Os documentos incluem e-mails que mostram que os bancos inicialmente incluíram operações de risco sacado nos relatórios enviados à auditoria, mas posteriormente corrigiram os documentos para omitir esses dados. Isso ocorreu apesar dos pedidos explícitos da KPMG para que todas as operações financeiras fossem incluídas.

As Americanas usavam amplamente a modalidade de crédito chamada risco sacado, em que o banco compra débitos que a varejista tem com seus fornecedores, pagando adiantado e ficando com a dívida. Essas operações, porém, não foram registradas adequadamente nos balanços, o que ocultou os prejuízos reais da empresa.

Em mensagens trocadas desde 2017, fica claro que os bancos e a varejista tinham conhecimento da ocultação das informações. Emails mostram que, ao perceber o deslize, as instituições financeiras enviavam versões corrigidas das planilhas, em que o risco sacado desaparecia.

A auditoria KPMG, mesmo recebendo informações corrigidas, emitiu pareceres sem ressalvas sobre os balanços de 2018 das Lojas Americanas e da B2W. A auditoria afirmou à CVM que, como os bancos corrigiram diretamente os documentos, os auditores não tinham motivos para questionar a legitimidade das informações prestadas.

Os documentos obtidos também indicam que a varejista tratava abertamente com os bancos sobre as operações de risco sacado e sugeria como abordar o assunto caso a auditoria questionasse as operações. Em nota, as Americanas afirmaram que continuam colaborando com todas as investigações.

Os bancos envolvidos emitiram declarações defendendo suas ações. O Itaú afirmou que sempre prestou todas as informações corretas e completas às auditorias e reguladores. O Santander repudiou qualquer insinuação contrária à lisura de sua relação com a Americanas.

O banco ABC Brasil também corrigiu sua carta de circularização, omitindo operações inicialmente incluídas. A prática de corrigir as informações enviadas à auditoria ocorreu repetidamente desde 2017, segundo documentos enviados pela KPMG à CVM.

Em 2019, após receber novas retificações dos bancos, a KPMG questionou a administração das Americanas sobre o risco sacado. A varejista respondeu que não tinha conhecimento detalhado das operações, alegando que a negociação era entre fornecedores e bancos.

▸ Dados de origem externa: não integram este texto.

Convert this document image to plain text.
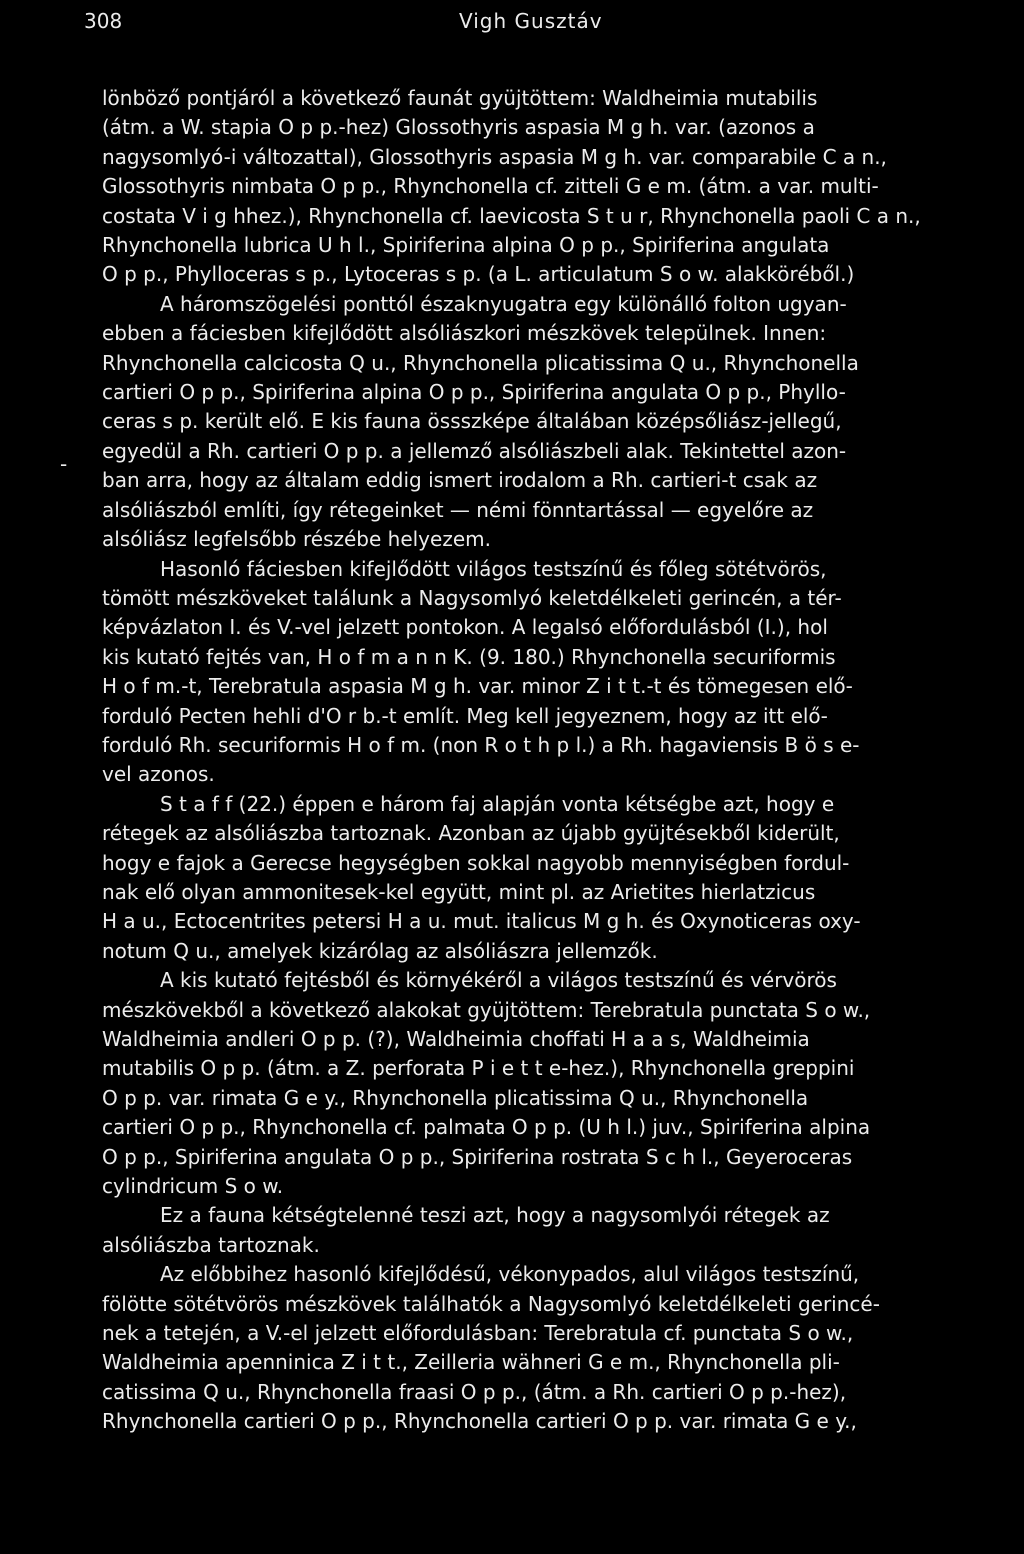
308	Vigh Gusztáv
-
lönböző pontjáról a következő faunát gyüjtöttem: Waldheimia mutabilis
(átm. a W. stapia O p p.-hez) Glossothyris aspasia M g h. var. (azonos a
nagysomlyó-i változattal), Glossothyris aspasia M g h. var. comparabile C a n.,
Glossothyris nimbata O p p., Rhynchonella cf. zitteli G e m. (átm. a var. multi-
costata V i g hhez.), Rhynchonella cf. laevicosta S t u r, Rhynchonella paoli C a n.,
Rhynchonella lubrica U h l., Spiriferina alpina O p p., Spiriferina angulata
O p p., Phylloceras s p., Lytoceras s p. (a L. articulatum S o w. alakköréből.)
A háromszögelési ponttól északnyugatra egy különálló folton ugyan-
ebben a fáciesben kifejlődött alsóliászkori mészkövek települnek. Innen:
Rhynchonella calcicosta Q u., Rhynchonella plicatissima Q u., Rhynchonella
cartieri O p p., Spiriferina alpina O p p., Spiriferina angulata O p p., Phyllo-
ceras s p. került elő. E kis fauna össszképe általában középsőliász-jellegű,
egyedül a Rh. cartieri O p p. a jellemző alsóliászbeli alak. Tekintettel azon-
ban arra, hogy az általam eddig ismert irodalom a Rh. cartieri-t csak az
alsóliászból említi, így rétegeinket — némi fönntartással — egyelőre az
alsóliász legfelsőbb részébe helyezem.
Hasonló fáciesben kifejlődött világos testszínű és főleg sötétvörös,
tömött mészköveket találunk a Nagysomlyó keletdélkeleti gerincén, a tér-
képvázlaton I. és V.-vel jelzett pontokon. A legalsó előfordulásból (I.), hol
kis kutató fejtés van, H o f m a n n K. (9. 180.) Rhynchonella securiformis
H o f m.-t, Terebratula aspasia M g h. var. minor Z i t t.-t és tömegesen elő-
forduló Pecten hehli d'O r b.-t említ. Meg kell jegyeznem, hogy az itt elő-
forduló Rh. securiformis H o f m. (non R o t h p l.) a Rh. hagaviensis B ö s e-
vel azonos.
S t a f f (22.) éppen e három faj alapján vonta kétségbe azt, hogy e
rétegek az alsóliászba tartoznak. Azonban az újabb gyüjtésekből kiderült,
hogy e fajok a Gerecse hegységben sokkal nagyobb mennyiségben fordul-
nak elő olyan ammonitesek-kel együtt, mint pl. az Arietites hierlatzicus
H a u., Ectocentrites petersi H a u. mut. italicus M g h. és Oxynoticeras oxy-
notum Q u., amelyek kizárólag az alsóliászra jellemzők.
A kis kutató fejtésből és környékéről a világos testszínű és vérvörös
mészkövekből a következő alakokat gyüjtöttem: Terebratula punctata S o w.,
Waldheimia andleri O p p. (?), Waldheimia choffati H a a s, Waldheimia
mutabilis O p p. (átm. a Z. perforata P i e t t e-hez.), Rhynchonella greppini
O p p. var. rimata G e y., Rhynchonella plicatissima Q u., Rhynchonella
cartieri O p p., Rhynchonella cf. palmata O p p. (U h l.) juv., Spiriferina alpina
O p p., Spiriferina angulata O p p., Spiriferina rostrata S c h l., Geyeroceras
cylindricum S o w.
Ez a fauna kétségtelenné teszi azt, hogy a nagysomlyói rétegek az
alsóliászba tartoznak.
Az előbbihez hasonló kifejlődésű, vékonypados, alul világos testszínű,
fölötte sötétvörös mészkövek találhatók a Nagysomlyó keletdélkeleti gerincé-
nek a tetején, a V.-el jelzett előfordulásban: Terebratula cf. punctata S o w.,
Waldheimia apenninica Z i t t., Zeilleria wähneri G e m., Rhynchonella pli-
catissima Q u., Rhynchonella fraasi O p p., (átm. a Rh. cartieri O p p.-hez),
Rhynchonella cartieri O p p., Rhynchonella cartieri O p p. var. rimata G e y.,
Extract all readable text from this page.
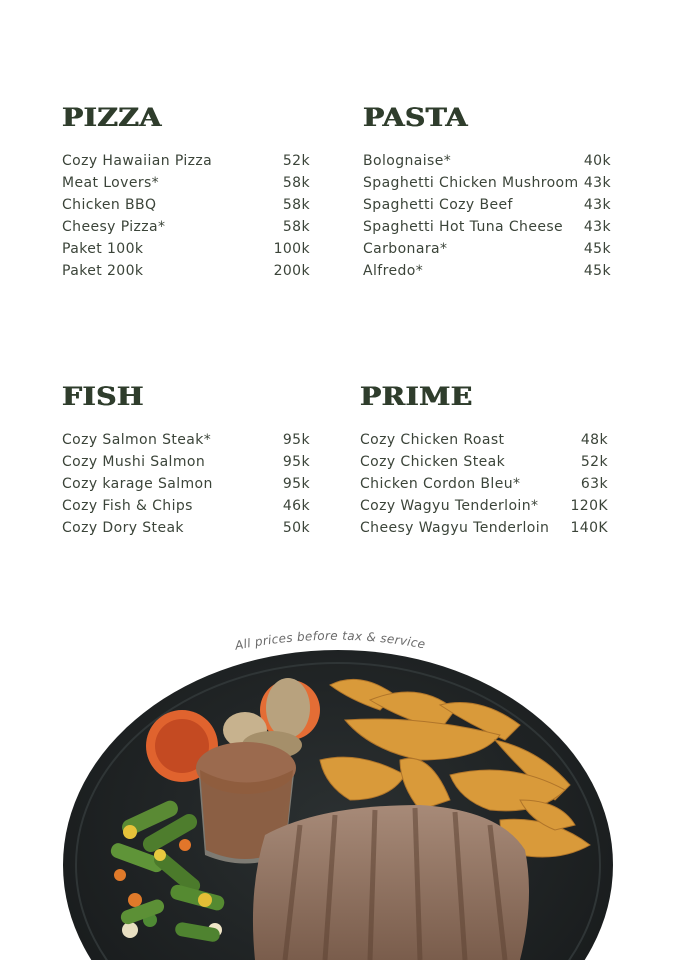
PIZZA
Cozy Hawaiian Pizza	52k
Meat Lovers*	58k
Chicken BBQ	58k
Cheesy Pizza*	58k
Paket 100k	100k
Paket 200k	200k
PASTA
Bolognaise*	40k
Spaghetti Chicken Mushroom 43k
Spaghetti Cozy Beef	43k
Spaghetti Hot Tuna Cheese 43k
Carbonara*	45k
Alfredo*	45k
FISH
Cozy Salmon Steak*	95k
Cozy Mushi Salmon	95k
Cozy karage Salmon	95k
Cozy Fish & Chips	46k
Cozy Dory Steak	50k
PRIME
Cozy Chicken Roast	48k
Cozy Chicken Steak	52k
Chicken Cordon Bleu*	63k
Cozy Wagyu Tenderloin* 120K
Cheesy Wagyu Tenderloin 140K
All prices before tax & service
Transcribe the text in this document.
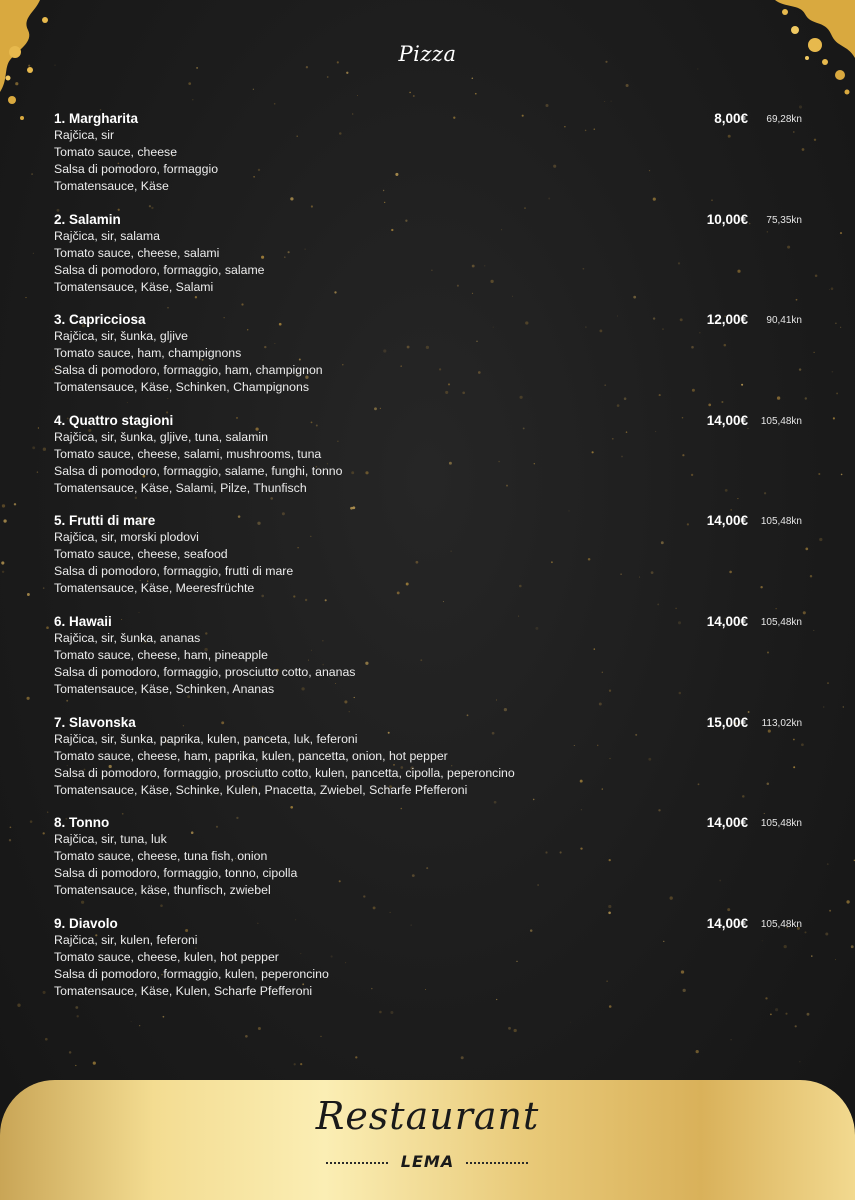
Pizza
1. Margharita
Rajčica, sir
Tomato sauce, cheese
Salsa di pomodoro, formaggio
Tomatensauce, Käse
8,00€	69,28kn
2. Salamin
Rajčica, sir, salama
Tomato sauce, cheese, salami
Salsa di pomodoro, formaggio, salame
Tomatensauce, Käse, Salami
10,00€	75,35kn
3. Capricciosa
Rajčica, sir, šunka, gljive
Tomato sauce, ham, champignons
Salsa di pomodoro, formaggio, ham, champignon
Tomatensauce, Käse, Schinken, Champignons
12,00€	90,41kn
4. Quattro stagioni
Rajčica, sir, šunka, gljive, tuna, salamin
Tomato sauce, cheese, salami, mushrooms, tuna
Salsa di pomodoro, formaggio, salame, funghi, tonno
Tomatensauce, Käse, Salami, Pilze, Thunfisch
14,00€	105,48kn
5. Frutti di mare
Rajčica, sir, morski plodovi
Tomato sauce, cheese, seafood
Salsa di pomodoro, formaggio, frutti di mare
Tomatensauce, Käse, Meeresfrüchte
14,00€	105,48kn
6. Hawaii
Rajčica, sir, šunka, ananas
Tomato sauce, cheese, ham, pineapple
Salsa di pomodoro, formaggio, prosciutto cotto, ananas
Tomatensauce, Käse, Schinken, Ananas
14,00€	105,48kn
7. Slavonska
Rajčica, sir, šunka, paprika, kulen, panceta, luk, feferoni
Tomato sauce, cheese, ham, paprika, kulen, pancetta, onion, hot pepper
Salsa di pomodoro, formaggio, prosciutto cotto, kulen, pancetta, cipolla, peperoncino
Tomatensauce, Käse, Schinke, Kulen, Pnacetta, Zwiebel, Scharfe Pfefferoni
15,00€	113,02kn
8. Tonno
Rajčica, sir, tuna, luk
Tomato sauce, cheese, tuna fish, onion
Salsa di pomodoro, formaggio, tonno, cipolla
Tomatensauce, käse, thunfisch, zwiebel
14,00€	105,48kn
9. Diavolo
Rajčica, sir, kulen, feferoni
Tomato sauce, cheese, kulen, hot pepper
Salsa di pomodoro, formaggio, kulen, peperoncino
Tomatensauce, Käse, Kulen, Scharfe Pfefferoni
14,00€	105,48kn
Restaurant
LEMA
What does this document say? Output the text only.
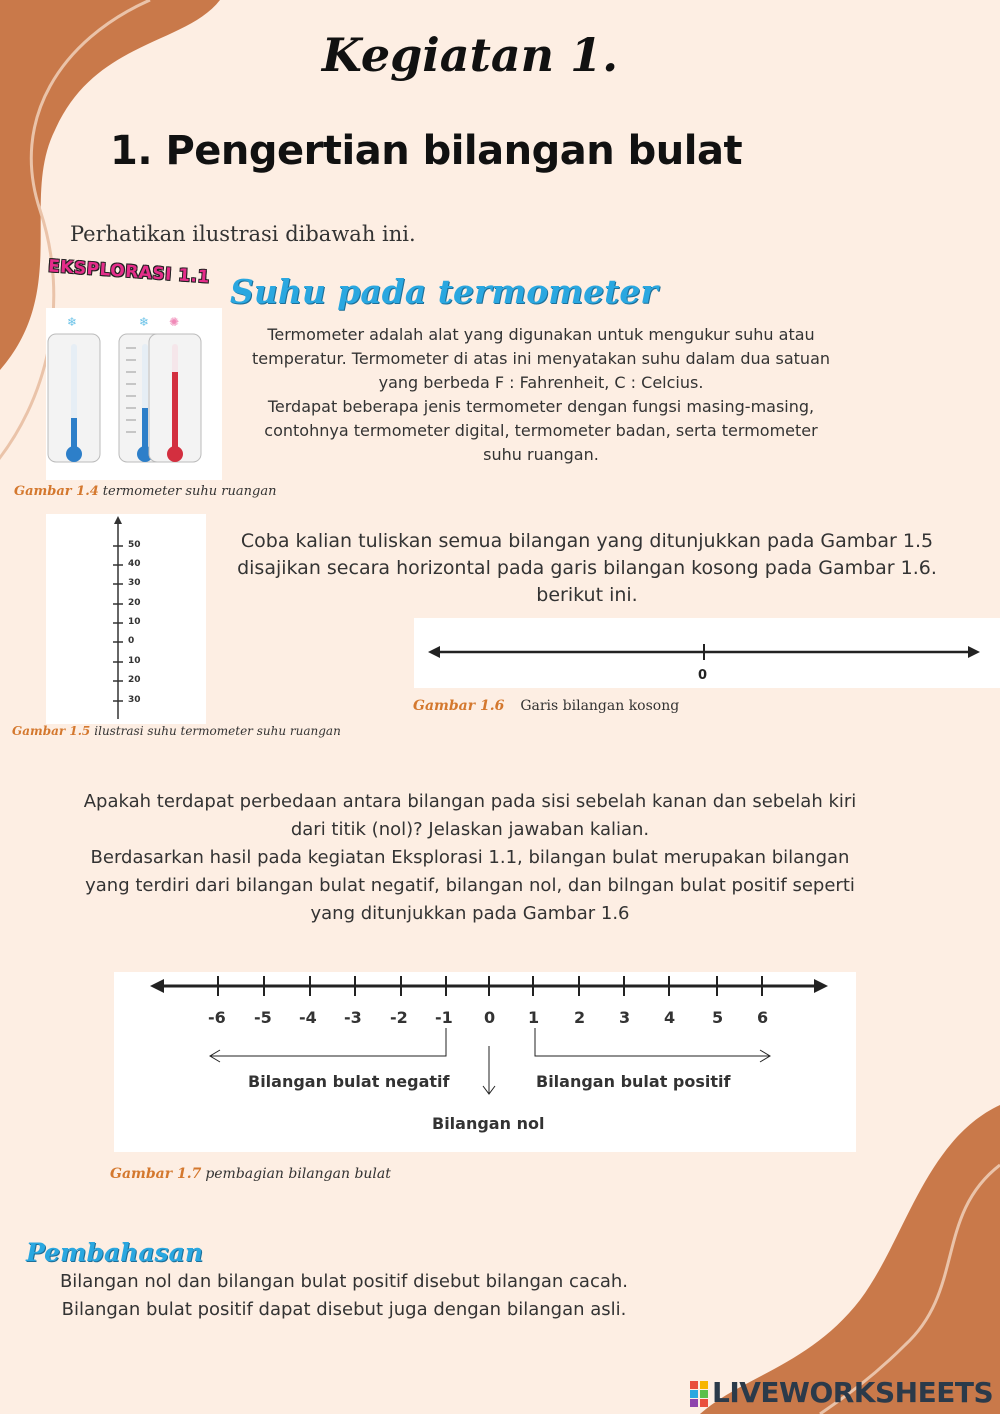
Kegiatan 1.
1. Pengertian bilangan bulat
Perhatikan ilustrasi dibawah ini.
EKSPLORASI 1.1 Suhu pada termometer
❄
❄	✺
Gambar 1.4 termometer suhu ruangan
Termometer adalah alat yang digunakan untuk mengukur suhu atau
temperatur. Termometer di atas ini menyatakan suhu dalam dua satuan
yang berbeda F : Fahrenheit, C : Celcius.
Terdapat beberapa jenis termometer dengan fungsi masing-masing,
contohnya termometer digital, termometer badan, serta termometer
suhu ruangan.
50
40
30
20
10
0
10
20
30
Gambar 1.5 ilustrasi suhu termometer suhu ruangan
Coba kalian tuliskan semua bilangan yang ditunjukkan pada Gambar 1.5
disajikan secara horizontal pada garis bilangan kosong pada Gambar 1.6.
berikut ini.
0
Gambar 1.6 Garis bilangan kosong
Apakah terdapat perbedaan antara bilangan pada sisi sebelah kanan dan sebelah kiri
dari titik (nol)? Jelaskan jawaban kalian.
Berdasarkan hasil pada kegiatan Eksplorasi 1.1, bilangan bulat merupakan bilangan
yang terdiri dari bilangan bulat negatif, bilangan nol, dan bilngan bulat positif seperti
yang ditunjukkan pada Gambar 1.6
-6 -5 -4 -3 -2 -1 0 1 2 3 4 5 6
Bilangan bulat negatif	Bilangan bulat positif
Bilangan nol
Gambar 1.7 pembagian bilangan bulat
Pembahasan
Bilangan nol dan bilangan bulat positif disebut bilangan cacah.
Bilangan bulat positif dapat disebut juga dengan bilangan asli.
LIVEWORKSHEETS
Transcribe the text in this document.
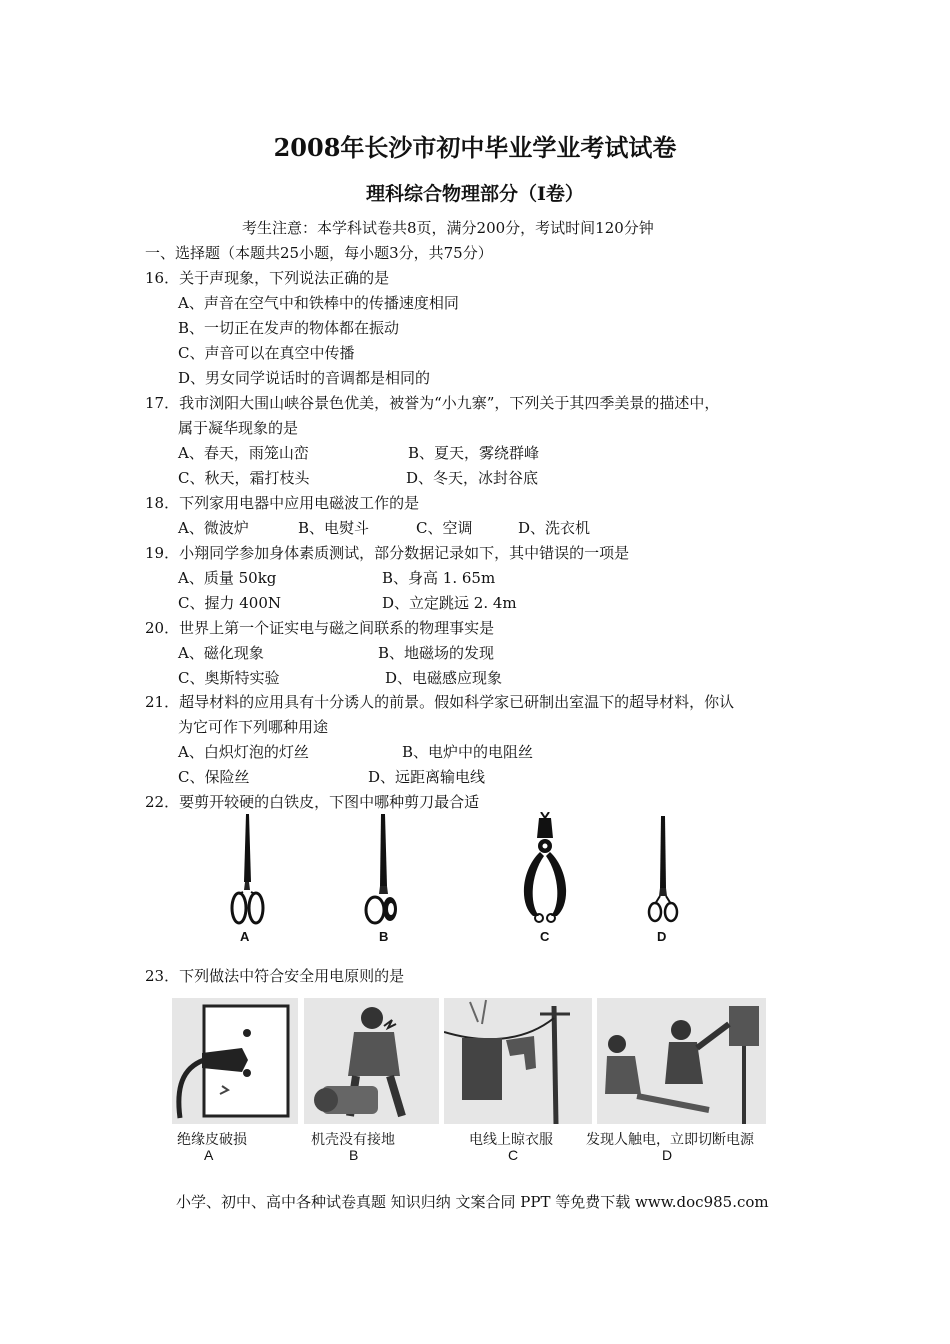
2008年长沙市初中毕业学业考试试卷
理科综合物理部分（Ⅰ卷）
考生注意：本学科试卷共8页，满分200分，考试时间120分钟
一、选择题（本题共25小题，每小题3分，共75分）
16．关于声现象，下列说法正确的是
A、声音在空气中和铁棒中的传播速度相同
B、一切正在发声的物体都在振动
C、声音可以在真空中传播
D、男女同学说话时的音调都是相同的
17．我市浏阳大围山峡谷景色优美，被誉为“小九寨”，下列关于其四季美景的描述中，
属于凝华现象的是
A、春天，雨笼山峦	B、夏天，雾绕群峰
C、秋天，霜打枝头	D、冬天，冰封谷底
18．下列家用电器中应用电磁波工作的是
A、微波炉	B、电熨斗	C、空调	D、洗衣机
19．小翔同学参加身体素质测试，部分数据记录如下，其中错误的一项是
A、质量 50kg	B、身高 1. 65m
C、握力 400N	D、立定跳远 2. 4m
20．世界上第一个证实电与磁之间联系的物理事实是
A、磁化现象	B、地磁场的发现
C、奥斯特实验	D、电磁感应现象
21．超导材料的应用具有十分诱人的前景。假如科学家已研制出室温下的超导材料，你认
为它可作下列哪种用途
A、白炽灯泡的灯丝	B、电炉中的电阻丝
C、保险丝	D、远距离输电线
22．要剪开较硬的白铁皮，下图中哪种剪刀最合适
A	B	C	D
23．下列做法中符合安全用电原则的是
绝缘皮破损	机壳没有接地	电线上晾衣服 发现人触电，立即切断电源
A	B	C	D
小学、初中、高中各种试卷真题 知识归纳 文案合同 PPT 等免费下载 www.doc985.com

No entanto, outra parte da documentação mostra que as Americanas participavam ativamente das tratativas relativas ao crédito para os fornecedores. A empresa tinha convênios com vários bancos e negociava taxas e contratos diretamente.

A investigação da CVM revelou que o risco sacado era usado como uma extensão de prazo para a varejista quitar suas compras, e não um pedido de antecipação de pagamento feito pelo fornecedor. Isso indicava a intenção de convencer a auditoria de que a operação não tinha relação com a Americanas.

A Polícia Federal deflagrou em junho a operação Disclosure, com mandados contra 14 ex-executivos da varejista. O ex-CEO Miguel Gutierrez foi preso, mas solto no dia seguinte. As investigações continuam.

Desde que o escândalo veio à tona, a CVM abriu dois inquéritos administrativos, além de 21 processos administrativos, dos quais 13 foram encerrados e oito continuam em andamento. Há também dois processos sancionadores envolvendo ex-executivos da empresa.

O Congresso instaurou uma CPI sobre a fraude nas Americanas, que apresentou seu relatório final sem pedir nenhum indiciamento. A CVM não comenta casos específicos, mas as investigações continuam em curso.

As Americanas reafirmaram em nota que seguem contribuindo com todas as investigações conduzidas pelas autoridades competentes e esperam a responsabilização de todos os envolvidos. O caso continua a ser acompanhado de perto por investidores e reguladores.

Essa notícia foi publicada originalmente em: Fraude nas Americanas: troca de emails expõe estratégia da empresa (uol.com.br)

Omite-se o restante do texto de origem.